7) Considero um ganho o recuo na questão do aumento das passagens em vários locais do país. As mobilizações não eram só por vinte centavos, mas também eram. E nesse sentido é interessante perceber que os poderes instituídos se mostraram dispostos a negociar em alguma medida. Mas é preciso ficar muito atento para que este recuo não se mostre uma grande armadilha, com o repasse deste custo para outros setores de investimento social e, principalmente, para que ele não esvazie as outras pautas.

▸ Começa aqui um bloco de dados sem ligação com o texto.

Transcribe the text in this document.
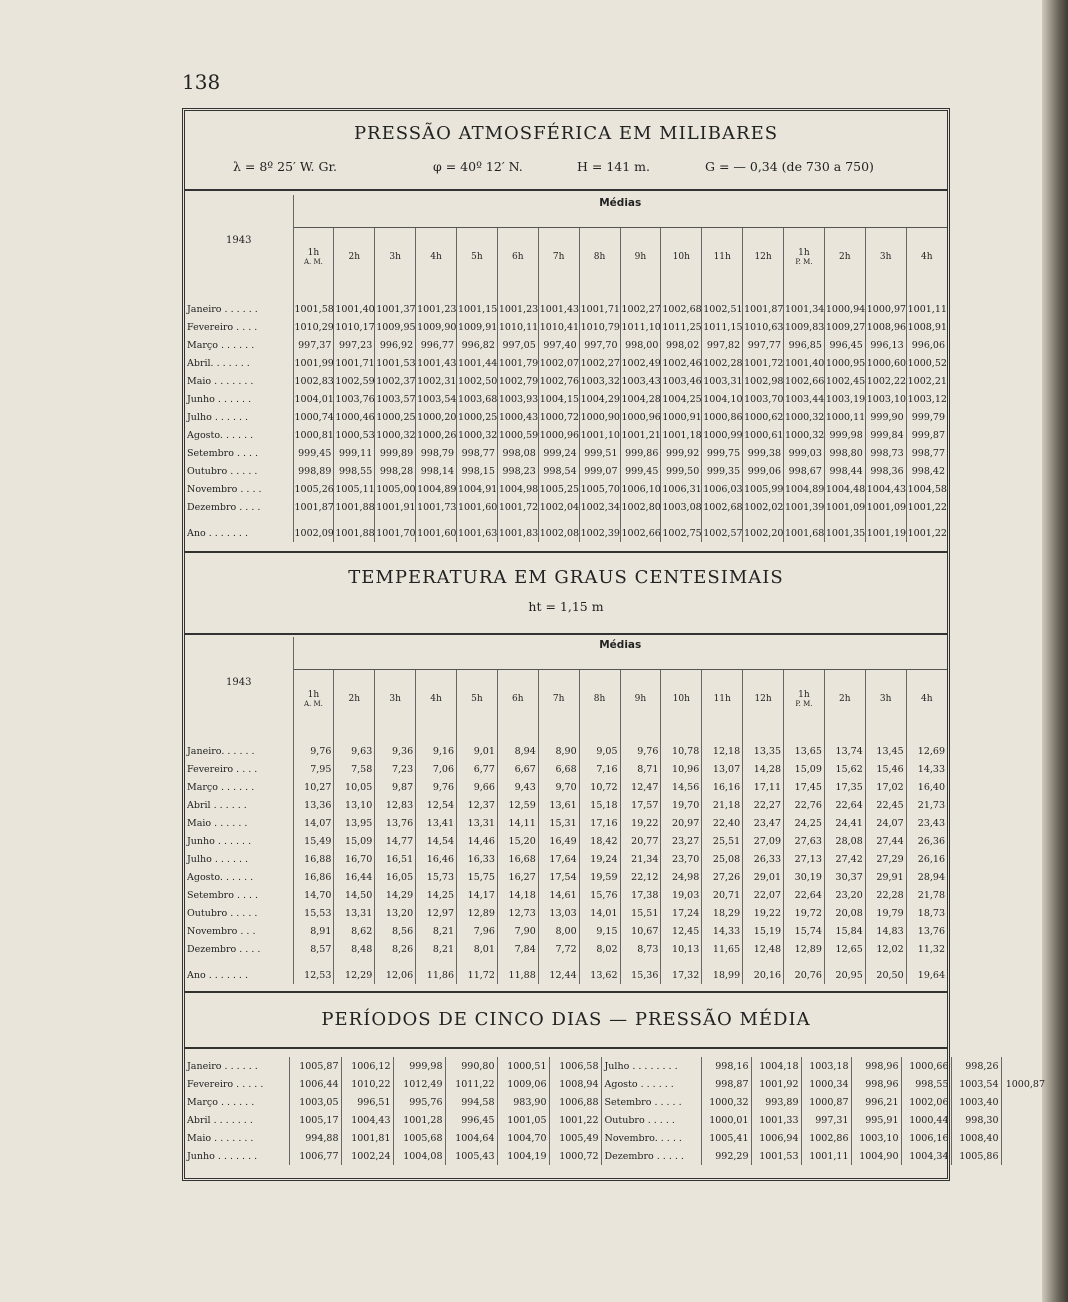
138
PRESSÃO ATMOSFÉRICA EM MILIBARES
λ = 8º 25′ W. Gr.	φ = 40º 12′ N.	H = 141 m.	G = — 0,34 (de 730 a 750)
1943	Médias															
	1h
A. M.	2h	3h	4h	5h	6h	7h	8h	9h	10h	11h	12h	1h
P. M.	2h	3h	4h

Janeiro . . . . . .	1001,58	1001,40	1001,37	1001,23	1001,15	1001,23	1001,43	1001,71	1002,27	1002,68	1002,51	1001,87	1001,34	1000,94	1000,97	1001,11
Fevereiro . . . .	1010,29	1010,17	1009,95	1009,90	1009,91	1010,11	1010,41	1010,79	1011,10	1011,25	1011,15	1010,63	1009,83	1009,27	1008,96	1008,91
Março . . . . . .	997,37	997,23	996,92	996,77	996,82	997,05	997,40	997,70	998,00	998,02	997,82	997,77	996,85	996,45	996,13	996,06
Abril. . . . . . .	1001,99	1001,71	1001,53	1001,43	1001,44	1001,79	1002,07	1002,27	1002,49	1002,46	1002,28	1001,72	1001,40	1000,95	1000,60	1000,52
Maio . . . . . . .	1002,83	1002,59	1002,37	1002,31	1002,50	1002,79	1002,76	1003,32	1003,43	1003,46	1003,31	1002,98	1002,66	1002,45	1002,22	1002,21
Junho . . . . . .	1004,01	1003,76	1003,57	1003,54	1003,68	1003,93	1004,15	1004,29	1004,28	1004,25	1004,10	1003,70	1003,44	1003,19	1003,10	1003,12
Julho . . . . . .	1000,74	1000,46	1000,25	1000,20	1000,25	1000,43	1000,72	1000,90	1000,96	1000,91	1000,86	1000,62	1000,32	1000,11	999,90	999,79
Agosto. . . . . .	1000,81	1000,53	1000,32	1000,26	1000,32	1000,59	1000,96	1001,10	1001,21	1001,18	1000,99	1000,61	1000,32	999,98	999,84	999,87
Setembro . . . .	999,45	999,11	999,89	998,79	998,77	998,08	999,24	999,51	999,86	999,92	999,75	999,38	999,03	998,80	998,73	998,77
Outubro . . . . .	998,89	998,55	998,28	998,14	998,15	998,23	998,54	999,07	999,45	999,50	999,35	999,06	998,67	998,44	998,36	998,42
Novembro . . . .	1005,26	1005,11	1005,00	1004,89	1004,91	1004,98	1005,25	1005,70	1006,10	1006,31	1006,03	1005,99	1004,89	1004,48	1004,43	1004,58
Dezembro . . . .	1001,87	1001,88	1001,91	1001,73	1001,60	1001,72	1002,04	1002,34	1002,80	1003,08	1002,68	1002,02	1001,39	1001,09	1001,09	1001,22

Ano . . . . . . .	1002,09	1001,88	1001,70	1001,60	1001,63	1001,83	1002,08	1002,39	1002,66	1002,75	1002,57	1002,20	1001,68	1001,35	1001,19	1001,22
TEMPERATURA EM GRAUS CENTESIMAIS
ht = 1,15 m
1943	Médias															
	1h
A. M.	2h	3h	4h	5h	6h	7h	8h	9h	10h	11h	12h	1h
P. M.	2h	3h	4h

Janeiro. . . . . .	9,76	9,63	9,36	9,16	9,01	8,94	8,90	9,05	9,76	10,78	12,18	13,35	13,65	13,74	13,45	12,69
Fevereiro . . . .	7,95	7,58	7,23	7,06	6,77	6,67	6,68	7,16	8,71	10,96	13,07	14,28	15,09	15,62	15,46	14,33
Março . . . . . .	10,27	10,05	9,87	9,76	9,66	9,43	9,70	10,72	12,47	14,56	16,16	17,11	17,45	17,35	17,02	16,40
Abril . . . . . .	13,36	13,10	12,83	12,54	12,37	12,59	13,61	15,18	17,57	19,70	21,18	22,27	22,76	22,64	22,45	21,73
Maio . . . . . .	14,07	13,95	13,76	13,41	13,31	14,11	15,31	17,16	19,22	20,97	22,40	23,47	24,25	24,41	24,07	23,43
Junho . . . . . .	15,49	15,09	14,77	14,54	14,46	15,20	16,49	18,42	20,77	23,27	25,51	27,09	27,63	28,08	27,44	26,36
Julho . . . . . .	16,88	16,70	16,51	16,46	16,33	16,68	17,64	19,24	21,34	23,70	25,08	26,33	27,13	27,42	27,29	26,16
Agosto. . . . . .	16,86	16,44	16,05	15,73	15,75	16,27	17,54	19,59	22,12	24,98	27,26	29,01	30,19	30,37	29,91	28,94
Setembro . . . .	14,70	14,50	14,29	14,25	14,17	14,18	14,61	15,76	17,38	19,03	20,71	22,07	22,64	23,20	22,28	21,78
Outubro . . . . .	15,53	13,31	13,20	12,97	12,89	12,73	13,03	14,01	15,51	17,24	18,29	19,22	19,72	20,08	19,79	18,73
Novembro . . .	8,91	8,62	8,56	8,21	7,96	7,90	8,00	9,15	10,67	12,45	14,33	15,19	15,74	15,84	14,83	13,76
Dezembro . . . .	8,57	8,48	8,26	8,21	8,01	7,84	7,72	8,02	8,73	10,13	11,65	12,48	12,89	12,65	12,02	11,32

Ano . . . . . . .	12,53	12,29	12,06	11,86	11,72	11,88	12,44	13,62	15,36	17,32	18,99	20,16	20,76	20,95	20,50	19,64
PERÍODOS DE CINCO DIAS — PRESSÃO MÉDIA
Janeiro . . . . . .	1005,87	1006,12	999,98	990,80	1000,51	1006,58	Julho . . . . . . . .	998,16	1004,18	1003,18	998,96	1000,66	998,26	
Fevereiro . . . . .	1006,44	1010,22	1012,49	1011,22	1009,06	1008,94	Agosto . . . . . .	998,87	1001,92	1000,34	998,96	998,55	1003,54	1000,87
Março . . . . . .	1003,05	996,51	995,76	994,58	983,90	1006,88	Setembro . . . . .	1000,32	993,89	1000,87	996,21	1002,06	1003,40	
Abril . . . . . . .	1005,17	1004,43	1001,28	996,45	1001,05	1001,22	Outubro . . . . .	1000,01	1001,33	997,31	995,91	1000,44	998,30	
Maio . . . . . . .	994,88	1001,81	1005,68	1004,64	1004,70	1005,49	Novembro. . . . .	1005,41	1006,94	1002,86	1003,10	1006,16	1008,40	
Junho . . . . . . .	1006,77	1002,24	1004,08	1005,43	1004,19	1000,72	Dezembro . . . . .	992,29	1001,53	1001,11	1004,90	1004,34	1005,86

8) Pois também sabemos que não se trata só de vinte centavos. Então, é preciso que as lutas não esmoreçam. Requer mais discussão, compreensão, articulação, análise conjuntural e estrutural, enfim, não se resolve nada, sabemos todos, em um dia, uma semana, um mês. Também não podemos deixar que as instituições hegemônicas se apropriem da pauta e faturem com ela. Temos de continuar as disputas. Inclusive cobrarmos, a partir dos posicionamentos discursivos das autoridades constituídas, como a presidência da República, que de fato se institua o diálogo prometido e a ação para atender às demandas, evitando que se trate somente de pirotecnia discursiva para legitimar posições anteriores e forçar a aprovação de medidas de interesses contraditórios e escusos às custas de pessoas apanhando em seu nome nas ruas (sobre isso, falarei em outro post).

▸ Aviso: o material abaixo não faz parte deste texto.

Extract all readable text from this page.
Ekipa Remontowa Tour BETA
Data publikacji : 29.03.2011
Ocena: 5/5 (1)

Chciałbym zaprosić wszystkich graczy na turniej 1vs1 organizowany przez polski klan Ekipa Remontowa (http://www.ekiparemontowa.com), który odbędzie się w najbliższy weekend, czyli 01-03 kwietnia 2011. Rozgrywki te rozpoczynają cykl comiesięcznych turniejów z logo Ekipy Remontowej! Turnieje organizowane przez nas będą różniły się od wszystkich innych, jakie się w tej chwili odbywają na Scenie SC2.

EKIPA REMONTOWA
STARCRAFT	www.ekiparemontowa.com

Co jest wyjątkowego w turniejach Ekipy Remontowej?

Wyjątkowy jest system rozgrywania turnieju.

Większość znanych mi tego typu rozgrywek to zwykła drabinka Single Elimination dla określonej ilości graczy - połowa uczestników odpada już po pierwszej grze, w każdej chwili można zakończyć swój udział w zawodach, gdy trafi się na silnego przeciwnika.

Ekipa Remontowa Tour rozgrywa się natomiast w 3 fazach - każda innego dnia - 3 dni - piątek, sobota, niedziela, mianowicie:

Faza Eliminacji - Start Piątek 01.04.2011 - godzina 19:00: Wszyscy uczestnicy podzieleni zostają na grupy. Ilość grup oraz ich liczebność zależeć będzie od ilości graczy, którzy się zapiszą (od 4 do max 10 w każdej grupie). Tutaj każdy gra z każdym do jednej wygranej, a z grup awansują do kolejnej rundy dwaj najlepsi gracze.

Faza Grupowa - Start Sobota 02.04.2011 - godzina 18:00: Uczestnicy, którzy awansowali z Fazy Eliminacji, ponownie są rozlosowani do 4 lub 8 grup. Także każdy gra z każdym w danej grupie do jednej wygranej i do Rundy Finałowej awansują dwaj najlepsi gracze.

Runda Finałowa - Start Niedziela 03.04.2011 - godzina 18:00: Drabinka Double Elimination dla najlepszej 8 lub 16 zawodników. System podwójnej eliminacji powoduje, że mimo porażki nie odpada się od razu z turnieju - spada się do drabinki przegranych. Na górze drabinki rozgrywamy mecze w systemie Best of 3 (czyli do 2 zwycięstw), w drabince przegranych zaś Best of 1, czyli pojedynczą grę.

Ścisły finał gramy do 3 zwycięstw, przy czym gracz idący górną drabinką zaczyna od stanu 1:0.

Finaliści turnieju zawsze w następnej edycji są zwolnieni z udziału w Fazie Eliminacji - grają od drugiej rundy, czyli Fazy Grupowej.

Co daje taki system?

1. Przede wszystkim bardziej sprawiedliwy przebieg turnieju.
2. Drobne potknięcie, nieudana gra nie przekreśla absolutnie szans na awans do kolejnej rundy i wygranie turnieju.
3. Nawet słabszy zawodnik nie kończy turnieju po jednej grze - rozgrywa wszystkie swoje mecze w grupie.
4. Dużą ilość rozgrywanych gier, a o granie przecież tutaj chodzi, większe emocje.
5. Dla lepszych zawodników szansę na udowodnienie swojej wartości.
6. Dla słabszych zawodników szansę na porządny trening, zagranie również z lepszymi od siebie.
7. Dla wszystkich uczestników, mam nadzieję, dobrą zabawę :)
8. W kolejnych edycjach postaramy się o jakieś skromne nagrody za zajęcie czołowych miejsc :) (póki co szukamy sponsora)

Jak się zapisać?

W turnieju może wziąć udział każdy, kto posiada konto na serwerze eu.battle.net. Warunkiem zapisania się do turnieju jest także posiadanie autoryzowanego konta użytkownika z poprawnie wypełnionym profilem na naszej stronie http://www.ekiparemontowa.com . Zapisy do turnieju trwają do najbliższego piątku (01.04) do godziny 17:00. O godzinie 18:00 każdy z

9) Neste sentido, essas disputas precisam ser pensadas em múltiplos ambientes. Nas ruas, com certeza. E nas esferas discursivas, com certeza. Mais do que nunca, precisamos ocupar as redes sociais, presenciais e virtuais. Precisamos provocar a discussão e lutar pelos sentidos nas grandes e pequenas mídias, nas escolas e universidades, na internet e em todos os lugares em que o discurso polifônico e dialógico está em disputa, porque mais do que nunca isso ficou claro: a luta é também discursiva, eu diria que fundamentalmente. E a percepção disso é, a meu ver, o mais significativo dos ganhos, dentre os que listei (embora caibam muitos outros), dos recentes episódios de mobilização social;
10) Ainda estamos em processo, por isso arriscamos algumas interpretações, mas sabemos que estamos em meio a algo complexo, confuso, múltiplo e deslizante, por vezes incontrolável. Bem, bem-vindos à vida, meus amigos. Ela é isso mesmo. Essa torrente, essa espuma, essa multidão. O sonho iluminista acreditou um dia que seria possível fechar o sentido e ordená-lo, mas sabemos que isso só é possível em práticas totalitárias. Os sentidos estão abertos e em disputa, não é fácil lidar com isso, mas volto a dizer: eis a vida. Por isso, não vejo fracassos nem vitórias, vejo movimentos e deslocamentos do sentido, perdas e ganhos, alguns empates, disputas permanentes. Portanto, sigamos na luta. Isso não é exatamente uma escolha, é o viver mesmo. Viver é lutar. Paramos de lutar, morremos.